アイツが自分のことばっかり考えてる! のであれば、
自分だって、自分のことを考えているかもしれないのだ。
こうしてほしいから、先にこうしてあげるよ。
見返り前提の思いやりは、ある種の「お返しの強制」なのだ。
それで「ああしてあげたのに!」と怒ったところで、
相手がそれを「気持ちよく受け止めなかった」ら、無理である。
私も昔、押し付けの思いやりをガンガンくらって、困った経験がある。
仕事が忙しくて寝てないけれど、どうしても付き合いで
とある人に会いにいかなくちゃならず、
同じ状態の友人とともに、とりあえず出かけて行った。
そうしたら、相手は、待ち構えていたかのように
「買い出しに行って、豪勢な料理食べて、夜遅くまで飲んで、
翌朝は早起きして観光だから!」と、3日間ずっと
相手の組んだ予定に振り回されたのだ。
もちろん、こちらがほとんど寝ていないことも、相手は承知している。
ただ、ひたすら、よい思い出をみんなで作るのだ! と決めつけ、
こちら側の目の下のクマも、移動中のウトウトも、全部無視。
当然、帰りには「楽しかったよね! どうだった?」と
感想インタビューをたっぷり、はい、つまり私たちは、
お礼を述べさせられまくったわけだ。
……わかるよね。
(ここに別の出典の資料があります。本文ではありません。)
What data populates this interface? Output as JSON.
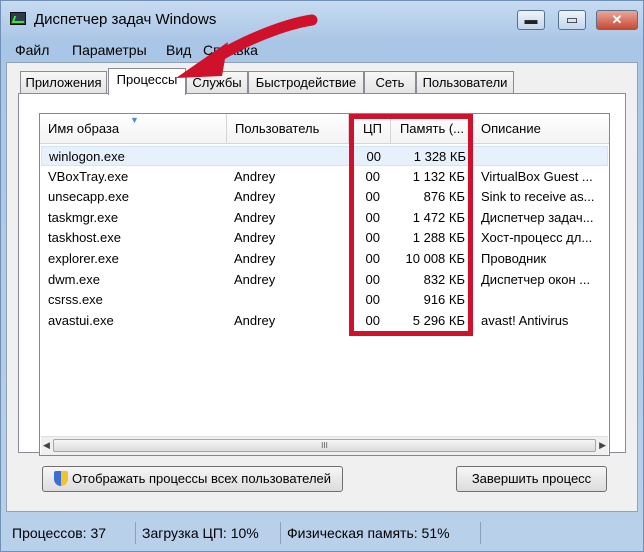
{
  "window": {
    "title": "Диспетчер задач Windows"
  },
  "title_controls": {
    "minimize": "▬",
    "maximize": "▭",
    "close": "✕"
  },
  "menu": [
    {
      "label": "Файл"
    },
    {
      "label": "Параметры"
    },
    {
      "label": "Вид"
    },
    {
      "label": "Справка"
    }
  ],
  "tabs": [
    {
      "label": "Приложения"
    },
    {
      "label": "Процессы"
    },
    {
      "label": "Службы"
    },
    {
      "label": "Быстродействие"
    },
    {
      "label": "Сеть"
    },
    {
      "label": "Пользователи"
    }
  ],
  "active_tab": "Процессы",
  "columns": {
    "image": "Имя образа",
    "user": "Пользователь",
    "cpu": "ЦП",
    "memory": "Память (...",
    "description": "Описание"
  },
  "processes": [
    {
      "image": "winlogon.exe",
      "user": "",
      "cpu": "00",
      "memory": "1 328 КБ",
      "description": ""
    },
    {
      "image": "VBoxTray.exe",
      "user": "Andrey",
      "cpu": "00",
      "memory": "1 132 КБ",
      "description": "VirtualBox Guest ..."
    },
    {
      "image": "unsecapp.exe",
      "user": "Andrey",
      "cpu": "00",
      "memory": "876 КБ",
      "description": "Sink to receive as..."
    },
    {
      "image": "taskmgr.exe",
      "user": "Andrey",
      "cpu": "00",
      "memory": "1 472 КБ",
      "description": "Диспетчер задач..."
    },
    {
      "image": "taskhost.exe",
      "user": "Andrey",
      "cpu": "00",
      "memory": "1 288 КБ",
      "description": "Хост-процесс дл..."
    },
    {
      "image": "explorer.exe",
      "user": "Andrey",
      "cpu": "00",
      "memory": "10 008 КБ",
      "description": "Проводник"
    },
    {
      "image": "dwm.exe",
      "user": "Andrey",
      "cpu": "00",
      "memory": "832 КБ",
      "description": "Диспетчер окон ..."
    },
    {
      "image": "csrss.exe",
      "user": "",
      "cpu": "00",
      "memory": "916 КБ",
      "description": ""
    },
    {
      "image": "avastui.exe",
      "user": "Andrey",
      "cpu": "00",
      "memory": "5 296 КБ",
      "description": "avast! Antivirus"
    }
  ],
  "scrollbar": {
    "left": "◀",
    "right": "▶",
    "grip": "III"
  },
  "buttons": {
    "show_all": "Отображать процессы всех пользователей",
    "end_process": "Завершить процесс"
  },
  "status": {
    "processes": "Процессов: 37",
    "cpu": "Загрузка ЦП: 10%",
    "memory": "Физическая память: 51%"
  },
  "colors": {
    "highlight": "#d0112b",
    "selection": "#e7f1fb"
  }
}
どんなに歓待してもらえても、
次はもう、体調が万全なときしか、その人には会いたくなくなることが。
人を思いやる、というのは、相手がどう感じているのかを
「はかる」ことだと思える。
そして、はかった上で、お互いの意見や気持ちをすり合わせすること。
自分だけが我慢するのではなく、もちろん相手だけが我慢するのでもない。
双方が心地よい着地点を見つけることだ。
それが、人間関係をうまくいかせるコツであるならば、
相手の気持ちは、そのときになってみないとわからない。
つまり、先の心配をしすぎても、ムダなだけだし、
相手をこの先もコントロールするには、と悩んだところで意味がないのだ。
だって、相手がどう受け止めて考えるか、
先のことは、先になってみないとわからないから。
都合も環境も変わるだろう、体調の変化だってあるだろう。
それこそ天候的などによって、予定も狂う。
端的な言い方をすれば、あの人が離れていってしまったらどうしよう、と思うことは、
ゴメンね、イコール、どんだけ相手をコントロールしようとしてるんですか?
という、ホラー&サスペンスな話にもなりうるのだ……残念ながら。
それよりも、次に会ったとき、丁寧に、着地点を探ろうよ。
失敗したとわかったら、素直に謝る。
でも、自分の気持ちに嘘をついてまで、相手に迎合しない。
きちんと気持ちを伝えあう、その上で歩み寄り、すり合わせ、着地点を探る。
一方的な我慢がどうしても必要なのは、仕事でお客様を相手にしてるとか、
お金などの直接的利害が絡んでいるときくらいだと思える。
心地よく「また次ね!」と約束できる、
そんな関係を積み重ねようよ。
異性でも、同性でも、年上でも年下でも。
一瞬一瞬をお互いが大事にできれば、そういう空気を重ねていく
努力をすれば、おのずといい関係が長続きするのだと、
それこそが「かけがえのない」関係だと、私には思えるのだ。
そんな関係でいられる相手なら、少々予定が狂って会えなくなっても、
自分がにこやかに「じゃあ、また今度ね」と言えるし、
相手もありがたいことにそう思ってくれていることが伝わってくる。
昔の友達にいつ会っても安心できるのは、
知らず知らずのうちに、そうした心地よい関係が作れていたからかもしれない。
思ったことを、思いやりをもって伝えあう。
そうすればきっと、会わない時間なんて関係なくなるのかもしれない。
だから、どうか。ムダに悩まないでね。
会っている瞬間瞬間で、丁寧に伝えて、そのときそのときに、関係を作っていってね。
仕事仲間も、友だちも、恋も……もちろん、できる範囲で家族の間でも。